I was excited to see Brad reference this new blog on agile product management. I had a post percolating on this very topic and I’ve enjoyed Brian’s first posts.

For the most part the product management role in software has remained pretty static over the past 15 years or if anything, become further specialized with special designations like product strategy, product definition, product marketing, technical product manager, partner product manager, etc.

The “established” thinking on product management is pretty well encapsulated in this chart developed by Pragmatic Marketing.


I think it would be a missed opportunity not to reexamine the role of the product manager. Changes in technology and process have almost necessitated it. Web applications with their short release cycles and quick user feedback, and agile with its focus on incremental development, change the nature of product management. Some of these changes need to happen to accommodate agile development cycles. Other changes needed to happen anyways and the aforementioned trends have just accelerated them.

So what’s different today?

Well in this new agile world, a product manager needs to be:

A priority setter. At any point in time there should be a #1, #2, and #3 priority for the development team. The product manager should be able to clarify those priorities on a weekly or even daily basis.

An information gatherer/disseminator. The old product manager outlined a feature set for a whole release at a time. That meant while the release was in development, the product manager was almost antagonistic to new ideas. “Let’s just get this release done, no new ideas now please.” With agile, that constraint is lifted. A new idea is an opportunity to improve the ROI of the development team that very month. Product managers need to spend a lot more energy getting new ideas into the queue to improve the probability of increasing ROI. This also means that the product manager will come up with fewer of these ideas on his own. More likely he’ll solicit them from users and developers and do less editing/filtering.

A salesperson. Selling the vision of the product to the development team is essential. How else can they come up with lots of good feature ideas or believe in the priorities? More energy is spent explaining the “why” of the product versus the “what.”

This also means a product manager should not be:

A document generator. Why bother to generate that 100 page PRD? It’s going to change a month into the project anyhow.

The final word on what makes it into a product. Control is an illusion.

The sole expert on the product topic. Appeal to authority just encourages everyone else to turn their brains off.

These shifts in focus also change the psychic rewards for the product manager. Most product managers I’ve known love being the satisfaction of being resident expert. They also enjoy being the George Bush of their product.

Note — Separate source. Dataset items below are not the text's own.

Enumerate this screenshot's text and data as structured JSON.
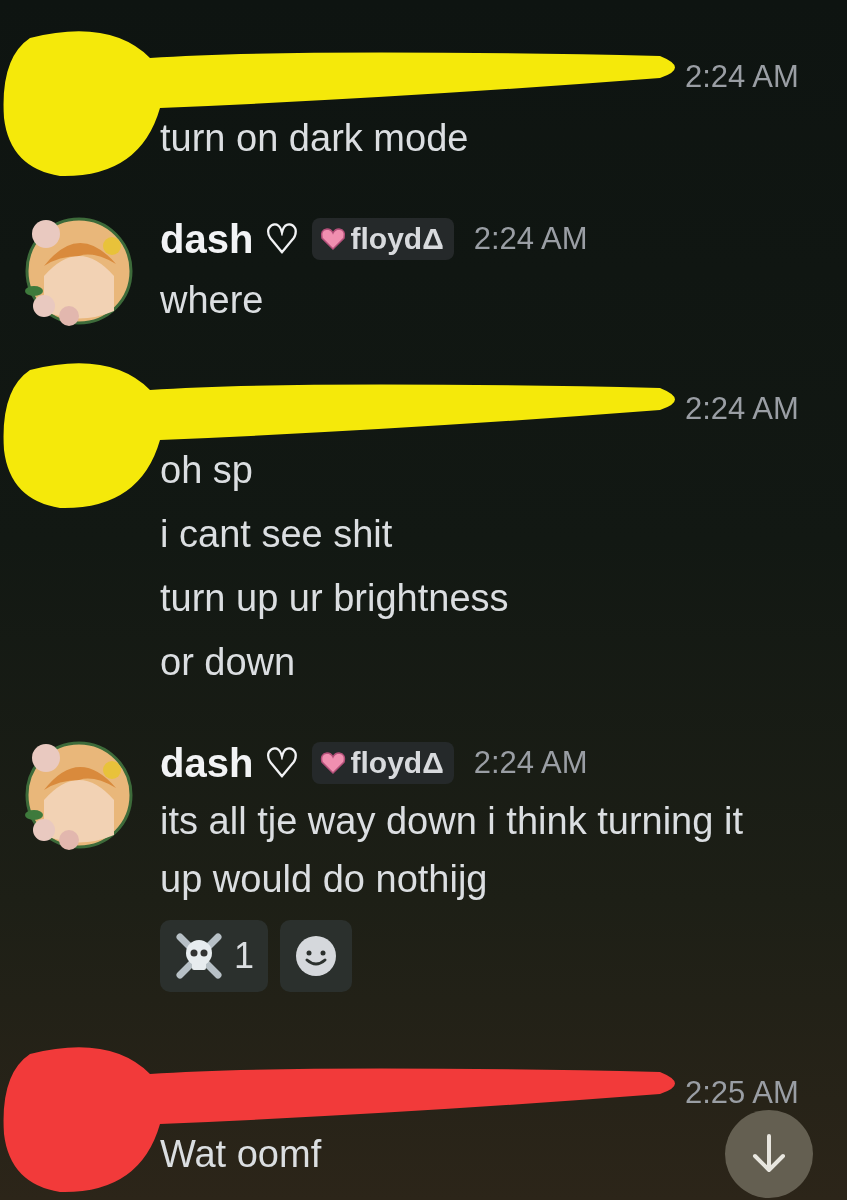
{
  "messages": [
    {
      "redacted": true,
      "color": "#f5e90a",
      "time": "2:24 AM",
      "lines": [
        "turn on dark mode"
      ]
    },
    {
      "redacted": false,
      "author": "dash ♡",
      "tag": "floydΔ",
      "time": "2:24 AM",
      "lines": [
        "where"
      ]
    },
    {
      "redacted": true,
      "color": "#f5e90a",
      "time": "2:24 AM",
      "lines": [
        "oh sp",
        "i cant see shit",
        "turn up ur brightness",
        "or down"
      ]
    },
    {
      "redacted": false,
      "author": "dash ♡",
      "tag": "floydΔ",
      "time": "2:24 AM",
      "lines": [
        "its all tje way down i think turning it up would do nothijg"
      ],
      "reactions": [
        {
          "kind": "skull",
          "count": "1"
        },
        {
          "kind": "add"
        }
      ]
    },
    {
      "redacted": true,
      "color": "#f23a3a",
      "time": "2:25 AM",
      "lines": [
        "Wat oomf"
      ]
    }
  ]
}
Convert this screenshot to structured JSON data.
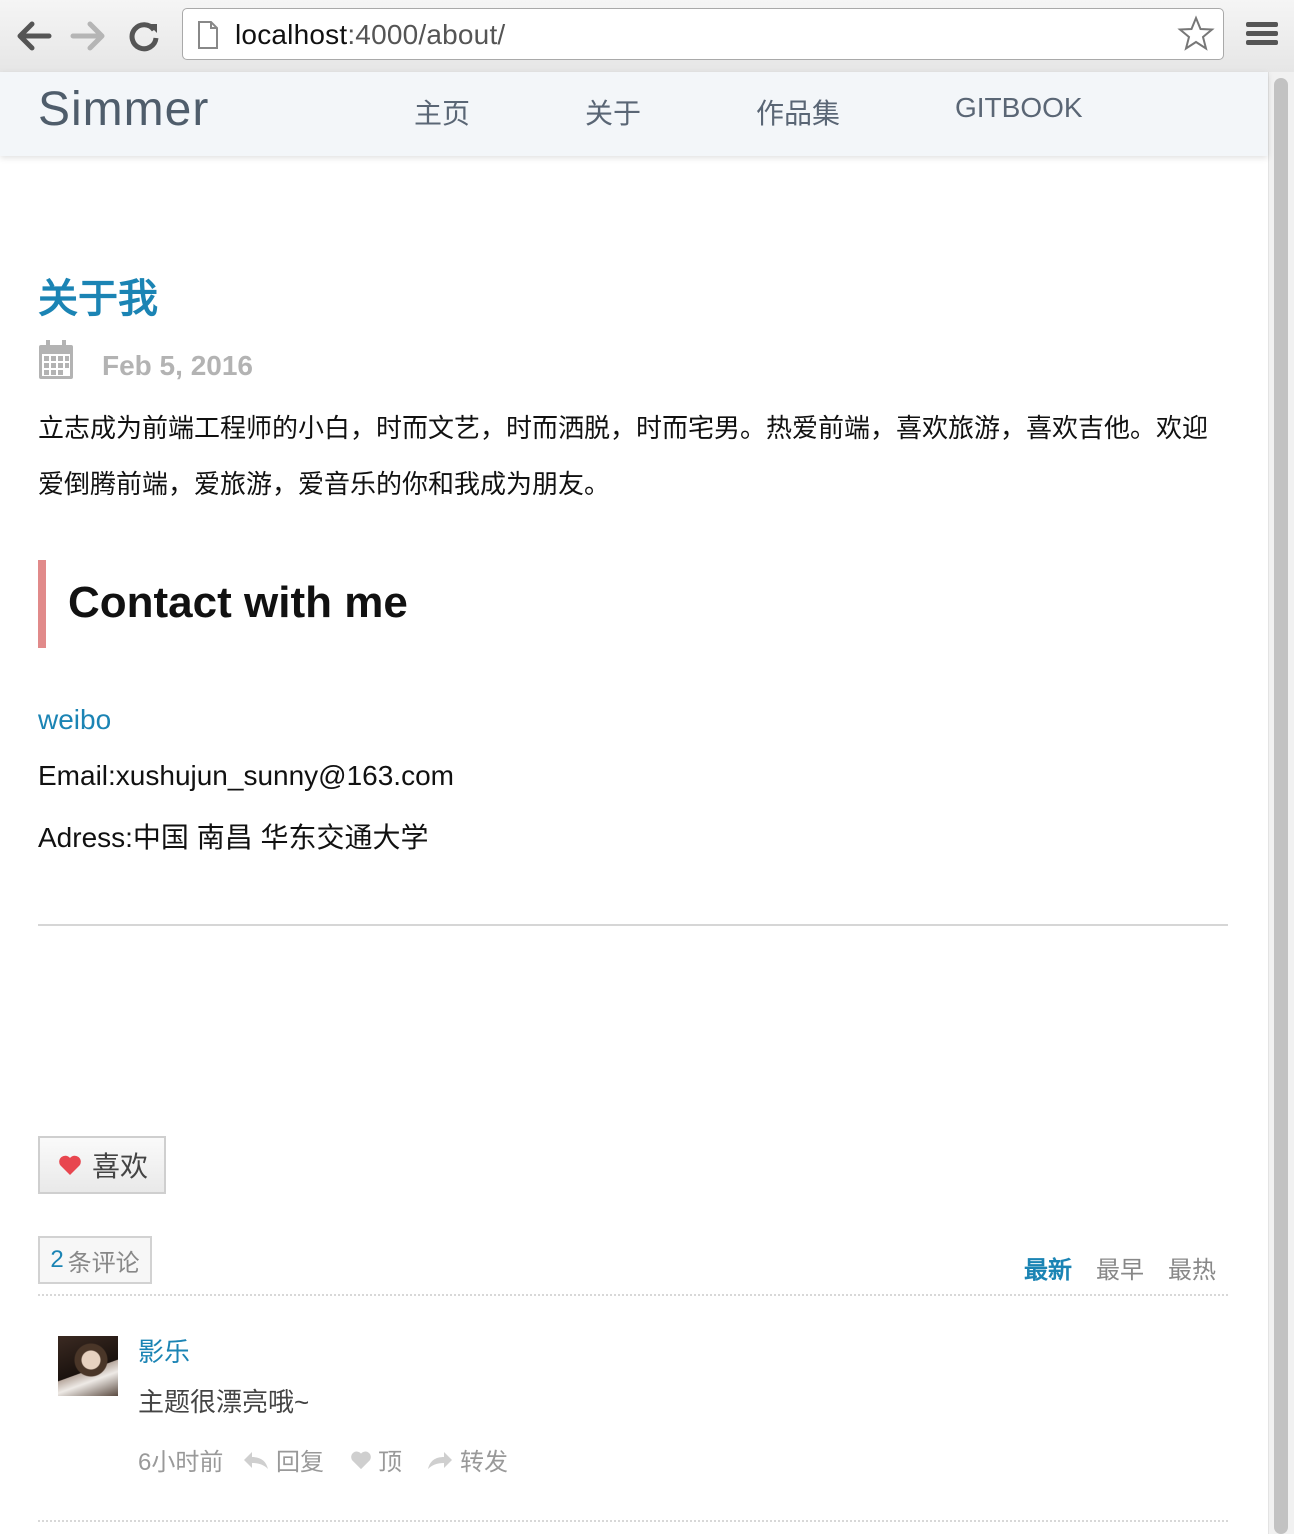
{
  "browser": {
    "url_host": "localhost",
    "url_rest": ":4000/about/"
  },
  "site": {
    "brand": "Simmer",
    "menu": [
      "主页",
      "关于",
      "作品集",
      "GITBOOK"
    ]
  },
  "post": {
    "title": "关于我",
    "date": "Feb 5, 2016",
    "intro": "立志成为前端工程师的小白，时而文艺，时而洒脱，时而宅男。热爱前端，喜欢旅游，喜欢吉他。欢迎爱倒腾前端，爱旅游，爱音乐的你和我成为朋友。",
    "contact_heading": "Contact with me",
    "weibo": "weibo",
    "email": "Email:xushujun_sunny@163.com",
    "address": "Adress:中国 南昌 华东交通大学"
  },
  "comments": {
    "like_label": "喜欢",
    "count": "2",
    "count_suffix": "条评论",
    "sort": [
      "最新",
      "最早",
      "最热"
    ],
    "items": [
      {
        "author": "影乐",
        "text": "主题很漂亮哦~",
        "time": "6小时前",
        "reply": "回复",
        "up": "顶",
        "share": "转发"
      }
    ]
  },
  "colors": {
    "accent": "#1b84b4",
    "quote_border": "#e18a8a"
  }
}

The new product managers get their kicks by helping the development team be successful. They also enjoy the tinkering, trial and error and quick feedback that comes with agile product management. Before: “I’ve pulled this lever 50 times. I have 11 years of experience pulling this lever in a best of breed environment.” After: “Hey, what does this other lever do? Let’s pull it and see what happens.”

Looking forward to more posts from Grillin' in the Storm.

8 Comments:

At 10:35 AM, Blogger Sridhar said...

Bingo! You're hitting the nail on the head. Reams of document are passe. What's needed is the call to instant action.

 
At 7:35 PM, Blogger Mike Lunt said...

Well said...

I was especially caught by your notion of the product manager being "a salesperson". I recently wrote a post about this and was met with some resistance towards my solution in helping product managers solve this part of their jobs. As the feedback came from product managers, I'd be curious in your opinion on the matter.

 
At 12:11 PM, Blogger Filip Misovski said...

Great post on the topic! I've just started a blog on Software Imagineering and one of my posts cover the "new" Imagineer role of Product Management.